Fractured patella
Fell Early April and didn’t get an MRI done until early May. First time I’ve had anything broken (28f). Stayed off the leg as much as possible during the month of April, I felt I had to go back to work and pushed it, left early the pain was so bad.
Once I finally got the MRI it was determined to be a fractured patella. It’s mid May now and I’m in a Velcro brace 0-30 degree (30 only for sitting which my foot just slips out from anyways) for about almost two weeks with a checkup next week.
I am losing my mind. Everything is incredibly rough, and I don’t have a stable supportive support system to rely besides my roommate who I’m running ragged and I feel awful for.
I think I just really need to read these stories that are most definitely far worse than mine.
What are the positive things you keep in your head while this happens?

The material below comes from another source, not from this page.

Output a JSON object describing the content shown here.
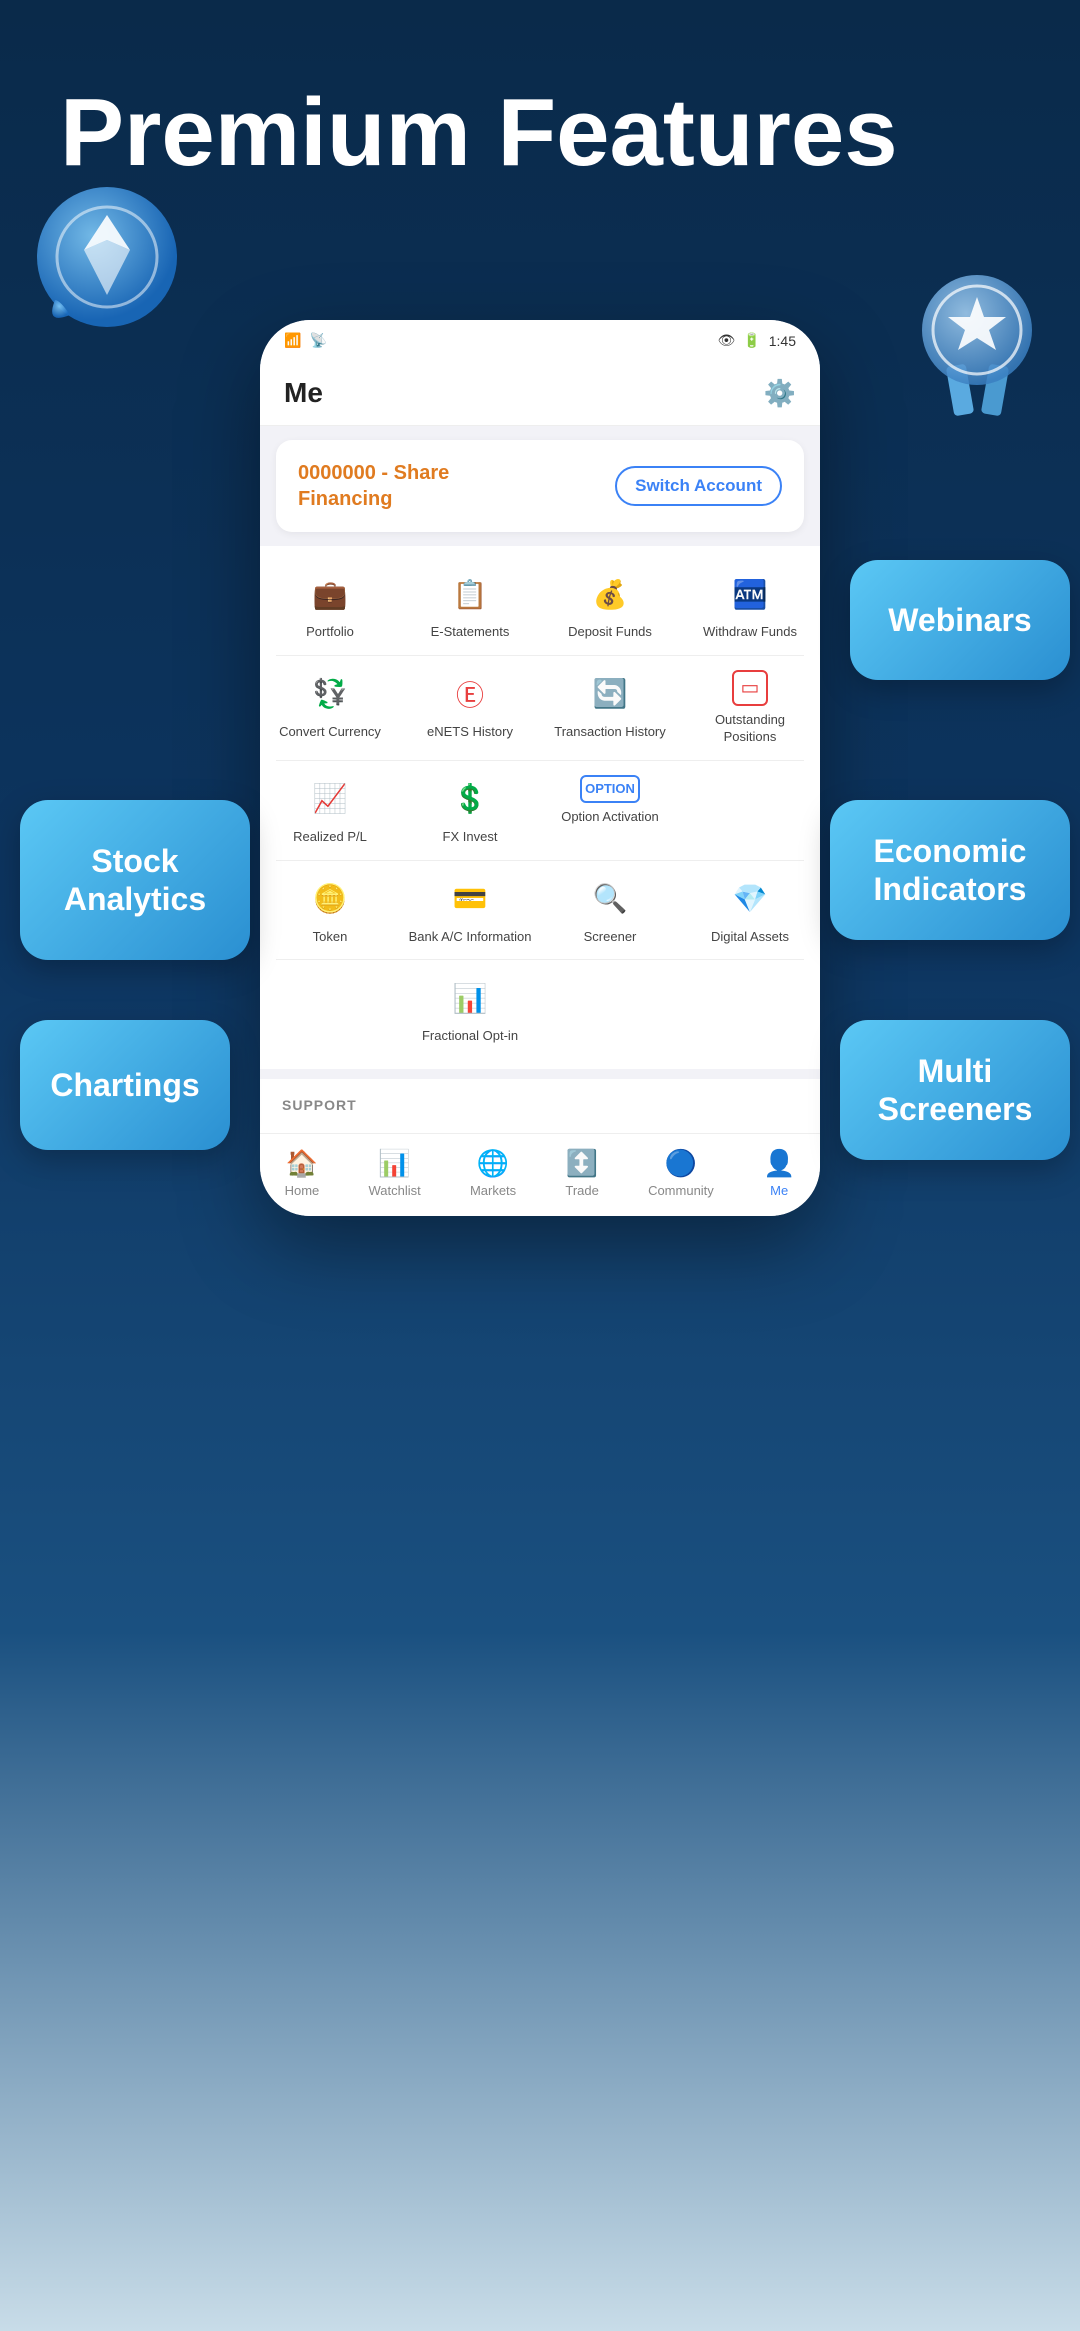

How do you feel if you have to go back to work and limp around and have to answer the same “how your leg doing” “how the pain” “don’t push yourself too hard” from people that have never gotten to know you before but for some reason suddenly constantly ask you how you are and looking at you with pity eyes. Guys I’ve barely left the house during these last two months and if I do I stay in the car it’s in the back seat.
I cry often always clenching my teeth even when resting and I’m beyond terrified to talk about mental health to a doctor especially since it’s all work comp related.
Anyone just get absolutely wrecked at work by knee injury and terrified you won’t be able to hide it when you get back? Or do I just need to buck up?